Dr. Pepper Schedin Video (Text Version)
Our recent award from the Department of Defense Breast Cancer Program is to study pregnancy associated breast cancer, and this is really a new area and a novel area of research for the breast cancer community. And so the funding is really critically important because it is so novel.
So what we are studying in normal mammogram biology was how the gland remodels/restructures after pregnancy when it's in its fully differentiated state and goes back to the pre-pregnant state. So from a milk-producing state to the normal, what we consider the normal state. And in that process a full 90 percent of the mammary epithelial cells die by a programmed cell death process. That's normal, it's physiologic, but it's absolutely catastrophic from a biological perspective. It's more tissue remodeling than you would see even in wound healing - in dramatic wound healing. But it's a normal process. And we were studying this because we thought it might be one reason why pregnancy was protective. Because if there was a cancer cell present and it also received those cell death signals you would remove the cancer. So we were studying it from that perspective, but what we found was that the more we studied the way that this involution process occurs, the more similar to wound healing it was. So while it's a normal process, it uses some of the exact same programs that the body uses to heal wounds. And that was the "ah-ha" moment, because its also known that cancer cells are promoted by wound healing environments and so we reasoned that this might be a risk factor for women who have early stage disease. So then we went back into the literature and found out that sure enough buried in the literature is evidence that pregnancy is both protective and promotional. So the protection is long term. Women are less likely to develop breast cancer when they're older if they had an early pregnancy. But the promotion is immediate, so if you have a pregnancy, you are more likely to be diagnosed with breast cancer; and if you diagnosed with breast cancer shortly after pregnancy, you are more likely, twice as likely, to die of that disease.

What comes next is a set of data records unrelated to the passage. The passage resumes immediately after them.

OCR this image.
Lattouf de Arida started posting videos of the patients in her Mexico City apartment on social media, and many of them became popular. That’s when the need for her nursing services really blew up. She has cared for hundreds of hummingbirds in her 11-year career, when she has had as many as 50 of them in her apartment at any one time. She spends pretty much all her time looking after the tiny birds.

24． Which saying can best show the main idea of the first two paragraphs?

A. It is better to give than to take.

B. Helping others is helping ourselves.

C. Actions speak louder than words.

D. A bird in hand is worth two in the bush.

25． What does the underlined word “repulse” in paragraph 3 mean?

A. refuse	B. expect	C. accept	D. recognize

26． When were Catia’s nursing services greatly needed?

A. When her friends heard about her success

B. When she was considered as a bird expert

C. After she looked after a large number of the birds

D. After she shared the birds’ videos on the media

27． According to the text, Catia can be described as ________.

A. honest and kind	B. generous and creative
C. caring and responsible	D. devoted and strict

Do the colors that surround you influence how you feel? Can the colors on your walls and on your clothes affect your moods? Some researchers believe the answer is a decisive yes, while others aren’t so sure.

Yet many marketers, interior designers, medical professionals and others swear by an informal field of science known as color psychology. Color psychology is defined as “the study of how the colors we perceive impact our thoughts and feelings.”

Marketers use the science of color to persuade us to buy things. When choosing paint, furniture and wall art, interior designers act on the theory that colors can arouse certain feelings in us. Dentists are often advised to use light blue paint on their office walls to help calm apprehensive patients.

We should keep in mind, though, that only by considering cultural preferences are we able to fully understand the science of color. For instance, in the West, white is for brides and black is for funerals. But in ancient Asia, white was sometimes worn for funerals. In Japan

This is how disease affects women as they age, and if you look at the women in the reproductive years, it looks like this is not a big problem -- when you look at the data this way. So what I did was I reevaluated this statistics by looking at simply the number of women that walk into a clinic by age and whether they are diagnosed with breast cancer. So this is the same population as here but now you are looking at the number of women and what you see is that curve shifts far to the left. So these are actually women in their reproductive years that are being diagnosed with breast cancer. And the reason this curve shifts so dramatically to the left is because our population is skewed so strongly to young women. So we underestimate the number of cases of young women's breast cancer based on this depiction. So we would like to expand the definition, which means that the number of women who would be potentially impacted by a pregnancy in terms of how they might be treated for breast cancer is really much broader than currently appreciated. Much, much bigger group of women than is currently appreciated.
If we look at U.S. statistics and use 35 years of age as our cut-off for age when you may have a pregnancy, which is not getting to be an unusual cut-off, we find that we can estimate 30,000 cases a year in the U.S. with breast cancer complicated by a recent pregnancy and again I emphasis the population. These are women with young children, the burden on the family is huge. So it's a special population.